A plain-language guide to the statistics in this book

This chapter is for readers who want to follow the evidence without a statistics background. It covers the five concepts that appear throughout the manual and the dashboard.

6.1 “Causal” versus “correlated”

Wells that inject more sit in different places than wells that inject less — closer to faults, in different formations, with different neighbors. A correlation between injection and earthquakes could just be geography. A causal estimate answers a different question: for the same well, in the same place, what changes if only the volume changes? The methods in this pipeline (targeted learning) adjust for the measurable differences between high- and low-injection wells — fault distance, depth, well age, neighborhood injection — so that the comparison is volume-against-volume, not place-against-place.

6.2 ψ (“psi”) — the effect size

ψ is the answer to a specific what-if: if every well in the band had injected 10% more, how much would expected seismicity change? It is measured in units of expected local magnitude per well-day, which makes the raw number small (e.g. +8.8 × 10⁻⁴) — but small-per-well-day across 800 wells and nine years is a material amount of seismicity. What matters for decisions is the sign (positive = more injection, more quakes), the confidence interval (does it exclude zero?), and the comparison across wells (which wells carry the effect).
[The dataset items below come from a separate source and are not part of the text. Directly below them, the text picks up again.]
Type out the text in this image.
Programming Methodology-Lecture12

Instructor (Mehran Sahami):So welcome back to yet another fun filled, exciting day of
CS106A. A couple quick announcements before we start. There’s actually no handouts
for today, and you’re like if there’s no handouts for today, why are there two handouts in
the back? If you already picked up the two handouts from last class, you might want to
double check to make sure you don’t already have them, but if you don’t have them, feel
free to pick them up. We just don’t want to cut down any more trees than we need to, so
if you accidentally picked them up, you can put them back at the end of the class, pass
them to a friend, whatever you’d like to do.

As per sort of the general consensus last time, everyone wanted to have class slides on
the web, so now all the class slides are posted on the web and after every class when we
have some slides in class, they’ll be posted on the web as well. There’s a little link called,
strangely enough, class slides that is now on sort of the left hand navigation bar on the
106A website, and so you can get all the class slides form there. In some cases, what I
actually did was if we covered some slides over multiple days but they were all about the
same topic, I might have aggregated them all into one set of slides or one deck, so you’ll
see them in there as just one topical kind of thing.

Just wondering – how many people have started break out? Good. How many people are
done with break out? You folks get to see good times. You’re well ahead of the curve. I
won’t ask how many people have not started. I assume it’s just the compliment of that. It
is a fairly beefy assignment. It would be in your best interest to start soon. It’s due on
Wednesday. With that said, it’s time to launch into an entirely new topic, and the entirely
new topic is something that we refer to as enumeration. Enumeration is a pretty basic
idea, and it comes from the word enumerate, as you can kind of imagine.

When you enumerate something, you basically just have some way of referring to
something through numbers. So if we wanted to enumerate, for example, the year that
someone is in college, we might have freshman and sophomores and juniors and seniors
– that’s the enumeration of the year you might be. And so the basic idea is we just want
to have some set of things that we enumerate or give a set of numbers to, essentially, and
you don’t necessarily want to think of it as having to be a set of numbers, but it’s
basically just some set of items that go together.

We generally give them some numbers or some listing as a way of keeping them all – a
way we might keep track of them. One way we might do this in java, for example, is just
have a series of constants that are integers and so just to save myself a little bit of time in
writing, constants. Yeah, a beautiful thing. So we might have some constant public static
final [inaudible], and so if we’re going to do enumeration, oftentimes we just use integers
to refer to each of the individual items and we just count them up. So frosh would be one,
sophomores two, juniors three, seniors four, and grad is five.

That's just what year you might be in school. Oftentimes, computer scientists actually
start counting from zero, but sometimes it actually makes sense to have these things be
6.3 z and p — how sure are we?

The z-score counts how many standard errors the estimate sits away from zero; the p-value translates that into the probability of seeing such an estimate if the true effect were zero. The current basin-scale result (z = 4.25, p ≈ 2 × 10⁻⁵) means: if injection truly had no effect, data like ours would occur about twice in a hundred thousand tries. Individual radii are weaker (z around 1); the strength comes from 13 radii agreeing in direction — which is itself the expected signature of a real physical mechanism operating across a distance band.

6.4 Frequency versus magnitude — the mechanism

Total seismicity can change two ways: more events, or bigger events. The pipeline separates these. The finding — stable in every data vintage — is that volume operates almost entirely on frequency: more injection means more earthquakes, not larger ones. For policy this is good news: event frequency is exactly what reactive curtailment programs trigger on, so volume management reduces the thing the existing system is built to respond to.

6.5 Confidence intervals on the dashboard

Every per-well attribution carries a 95% confidence interval. Reading them honestly:

  • CI entirely above zero — the data resolve a positive contribution from this well.
  • CI crossing zero — the data cannot distinguish this well’s contribution from nothing. This is not evidence of innocence; it is absence of resolvable evidence.
  • Red-shaded regions on dose-response curves mark volumes beyond the 99th percentile of observed data. Estimates there are extrapolation and are displayed only to show where the supported region ends.

6.6 What would change our minds

Good evidence states its falsifiers. The program’s standing list:

  1. A data vintage in which the patched pipeline produces a negative pooled pressure-band estimate with stable active sets.
  2. A demonstration that the operator-feedback loop (operators cutting volume after nearby events) reverses the sign when modeled longitudinally — this is the next planned methods step.
  3. A negative-control failure: detectable “effects” of injection on earthquakes too distant or too early for any physical mechanism.

None of these has occurred. The day one does, the Evidence Scoreboard reports it.